Significance of IL-17A-producing CD8+CD103+ skin resident memory T cells in psoriasis lesion and their possible relationship to clinical course.

ABSTRACT

BACKGROUND: A number of studies have shown the relationship between the pathogenesis of psoriasis and skin resident memory T (TRM) cells. OBJECTIVE: To investigate the cytokine profile of TRM cells from skin lesions of psoriasis and the relationship of skin TRM cells to the future clinical course of psoriasis. METHODS: We used stocked samples of T cells that were ex vivo expanded from skin biopsies of 10 patients with psoriasis vulgaris. A half of 4-mm punch biopsy specimens was subjected to expansion of skin-infiltrating T cells using IL-2 and anti-CD3/CD28 antibody-coated microbeads. More than 106 T cells per specimen were stocked at -80°C. Defrosted cells were subjected to flow cytometric analysis.
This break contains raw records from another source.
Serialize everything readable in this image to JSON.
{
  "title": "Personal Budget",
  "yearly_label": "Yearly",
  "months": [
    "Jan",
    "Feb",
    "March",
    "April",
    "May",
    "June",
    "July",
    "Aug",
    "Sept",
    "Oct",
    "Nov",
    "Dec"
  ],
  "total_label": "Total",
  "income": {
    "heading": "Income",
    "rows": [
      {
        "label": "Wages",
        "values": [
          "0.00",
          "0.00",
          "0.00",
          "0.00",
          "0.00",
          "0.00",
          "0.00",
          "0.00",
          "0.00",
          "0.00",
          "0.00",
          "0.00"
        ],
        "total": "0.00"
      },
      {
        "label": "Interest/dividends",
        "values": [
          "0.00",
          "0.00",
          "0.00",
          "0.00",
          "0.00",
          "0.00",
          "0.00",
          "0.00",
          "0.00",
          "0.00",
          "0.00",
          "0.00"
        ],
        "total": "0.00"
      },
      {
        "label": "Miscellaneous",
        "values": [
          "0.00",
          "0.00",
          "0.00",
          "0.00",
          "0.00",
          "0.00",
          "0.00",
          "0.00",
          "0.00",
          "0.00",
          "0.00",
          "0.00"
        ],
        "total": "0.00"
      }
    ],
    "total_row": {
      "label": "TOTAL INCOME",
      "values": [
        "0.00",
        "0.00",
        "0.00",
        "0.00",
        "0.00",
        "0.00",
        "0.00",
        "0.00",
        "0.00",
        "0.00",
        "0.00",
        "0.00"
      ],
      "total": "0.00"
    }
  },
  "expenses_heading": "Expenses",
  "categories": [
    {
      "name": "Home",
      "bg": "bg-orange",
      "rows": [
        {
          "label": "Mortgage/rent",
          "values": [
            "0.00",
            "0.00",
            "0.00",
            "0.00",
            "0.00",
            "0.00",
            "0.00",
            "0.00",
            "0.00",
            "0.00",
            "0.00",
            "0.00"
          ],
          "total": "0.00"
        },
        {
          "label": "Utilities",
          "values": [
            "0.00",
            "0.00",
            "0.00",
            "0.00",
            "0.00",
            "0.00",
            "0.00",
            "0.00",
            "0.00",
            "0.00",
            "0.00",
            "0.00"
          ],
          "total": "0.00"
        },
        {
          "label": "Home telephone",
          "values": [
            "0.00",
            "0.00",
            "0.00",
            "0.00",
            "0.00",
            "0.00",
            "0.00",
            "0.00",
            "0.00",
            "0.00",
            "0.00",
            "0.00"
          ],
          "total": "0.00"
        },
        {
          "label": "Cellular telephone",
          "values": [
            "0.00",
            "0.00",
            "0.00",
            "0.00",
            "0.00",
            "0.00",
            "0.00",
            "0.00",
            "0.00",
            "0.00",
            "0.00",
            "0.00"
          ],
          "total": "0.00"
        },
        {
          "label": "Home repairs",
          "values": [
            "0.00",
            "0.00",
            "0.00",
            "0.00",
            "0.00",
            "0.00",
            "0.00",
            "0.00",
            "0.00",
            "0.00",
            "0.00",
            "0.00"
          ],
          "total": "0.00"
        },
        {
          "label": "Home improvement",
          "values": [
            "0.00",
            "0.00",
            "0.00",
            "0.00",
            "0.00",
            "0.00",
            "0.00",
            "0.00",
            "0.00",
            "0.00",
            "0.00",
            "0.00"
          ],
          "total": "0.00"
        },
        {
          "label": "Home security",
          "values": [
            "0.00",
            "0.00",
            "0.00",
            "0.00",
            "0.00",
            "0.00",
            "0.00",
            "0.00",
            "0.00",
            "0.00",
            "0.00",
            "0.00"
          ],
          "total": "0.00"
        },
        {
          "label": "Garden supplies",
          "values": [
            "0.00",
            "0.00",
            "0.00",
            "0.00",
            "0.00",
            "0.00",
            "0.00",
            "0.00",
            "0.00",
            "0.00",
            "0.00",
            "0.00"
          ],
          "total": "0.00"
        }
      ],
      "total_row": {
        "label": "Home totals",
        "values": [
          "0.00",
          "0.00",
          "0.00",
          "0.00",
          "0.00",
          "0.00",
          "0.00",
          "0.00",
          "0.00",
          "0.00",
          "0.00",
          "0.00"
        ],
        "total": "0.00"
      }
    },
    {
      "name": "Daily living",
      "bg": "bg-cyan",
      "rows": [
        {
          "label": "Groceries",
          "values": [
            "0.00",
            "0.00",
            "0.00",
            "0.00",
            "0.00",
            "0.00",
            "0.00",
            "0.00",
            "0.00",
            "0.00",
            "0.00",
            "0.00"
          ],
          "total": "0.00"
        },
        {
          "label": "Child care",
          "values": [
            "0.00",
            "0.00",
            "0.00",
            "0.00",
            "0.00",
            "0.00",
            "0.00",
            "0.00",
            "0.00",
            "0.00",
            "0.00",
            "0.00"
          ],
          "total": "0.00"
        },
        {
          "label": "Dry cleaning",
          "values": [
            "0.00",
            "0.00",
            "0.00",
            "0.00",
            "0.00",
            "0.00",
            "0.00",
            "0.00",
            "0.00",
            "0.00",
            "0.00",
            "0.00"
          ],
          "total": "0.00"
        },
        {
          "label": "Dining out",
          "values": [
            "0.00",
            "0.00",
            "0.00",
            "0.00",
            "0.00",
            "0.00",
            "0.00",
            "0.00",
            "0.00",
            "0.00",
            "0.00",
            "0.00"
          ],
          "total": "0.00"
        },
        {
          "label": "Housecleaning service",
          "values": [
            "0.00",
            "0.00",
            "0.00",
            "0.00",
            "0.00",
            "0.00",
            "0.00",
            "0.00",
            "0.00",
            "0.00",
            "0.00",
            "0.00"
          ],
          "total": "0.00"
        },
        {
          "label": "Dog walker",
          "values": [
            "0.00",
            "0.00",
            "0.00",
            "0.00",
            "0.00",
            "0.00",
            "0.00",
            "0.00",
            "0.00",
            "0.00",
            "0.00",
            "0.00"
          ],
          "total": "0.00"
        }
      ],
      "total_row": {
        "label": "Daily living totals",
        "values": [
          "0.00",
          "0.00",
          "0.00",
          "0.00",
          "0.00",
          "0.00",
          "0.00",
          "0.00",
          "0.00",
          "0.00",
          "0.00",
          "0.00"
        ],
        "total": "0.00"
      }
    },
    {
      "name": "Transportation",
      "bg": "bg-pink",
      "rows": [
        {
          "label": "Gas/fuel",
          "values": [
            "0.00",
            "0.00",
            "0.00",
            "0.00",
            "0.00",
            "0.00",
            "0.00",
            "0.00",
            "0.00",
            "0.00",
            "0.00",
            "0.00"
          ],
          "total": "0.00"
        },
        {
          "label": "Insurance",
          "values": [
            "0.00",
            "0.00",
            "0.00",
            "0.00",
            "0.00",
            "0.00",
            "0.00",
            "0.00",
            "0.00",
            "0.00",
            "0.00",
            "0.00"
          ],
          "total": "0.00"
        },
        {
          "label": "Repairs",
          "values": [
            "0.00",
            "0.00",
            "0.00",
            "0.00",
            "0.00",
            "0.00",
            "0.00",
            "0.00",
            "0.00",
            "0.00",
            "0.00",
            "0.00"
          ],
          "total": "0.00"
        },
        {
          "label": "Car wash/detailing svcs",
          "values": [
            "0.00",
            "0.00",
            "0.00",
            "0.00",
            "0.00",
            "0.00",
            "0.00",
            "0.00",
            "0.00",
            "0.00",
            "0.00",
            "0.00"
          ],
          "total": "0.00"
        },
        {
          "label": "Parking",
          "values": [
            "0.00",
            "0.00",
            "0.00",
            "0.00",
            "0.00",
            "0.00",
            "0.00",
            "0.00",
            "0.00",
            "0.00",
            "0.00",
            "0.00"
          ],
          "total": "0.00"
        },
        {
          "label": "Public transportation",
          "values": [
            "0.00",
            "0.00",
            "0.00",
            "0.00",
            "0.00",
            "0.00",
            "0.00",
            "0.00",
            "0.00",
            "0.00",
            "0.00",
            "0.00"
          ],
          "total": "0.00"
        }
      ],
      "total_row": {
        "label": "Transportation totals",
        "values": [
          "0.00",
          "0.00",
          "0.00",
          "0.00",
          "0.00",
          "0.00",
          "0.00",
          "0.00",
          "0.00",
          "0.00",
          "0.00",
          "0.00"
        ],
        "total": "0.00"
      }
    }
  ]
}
Another half of skin biopsies were subjected to immmunofluorescence staining for CD103 and other markers. RESULTS: The biopsied skin revealed CD8+CD103+ TRM cells were present in the epidermis of psoriasis and associated with acanthosis. Sorted CD103+ T cells were mostly CD8+ memory T cells expressing CD69 with a skin-homing potential. A part of CD8+CD103+ T cells produced interferon-γ, IL-17A or IL-22. Notably, CD8+CD103+ TRM cells more frequently produced IL-17A than did CD8+CD103- T cells. We retrospectively divided the 10 cases into the non-advanced therapy group, and the advanced therapy group in which systemic biologics or others were initiated within one year. The frequency of CD8+CD103+IL-17A+ TRM cells tended to be higher in the advanced therapy group. CONCLUSION: These results suggest that IL-17A-producing CD8+CD103+ TRM cells are associated with a progressive clinical course of psoriasis.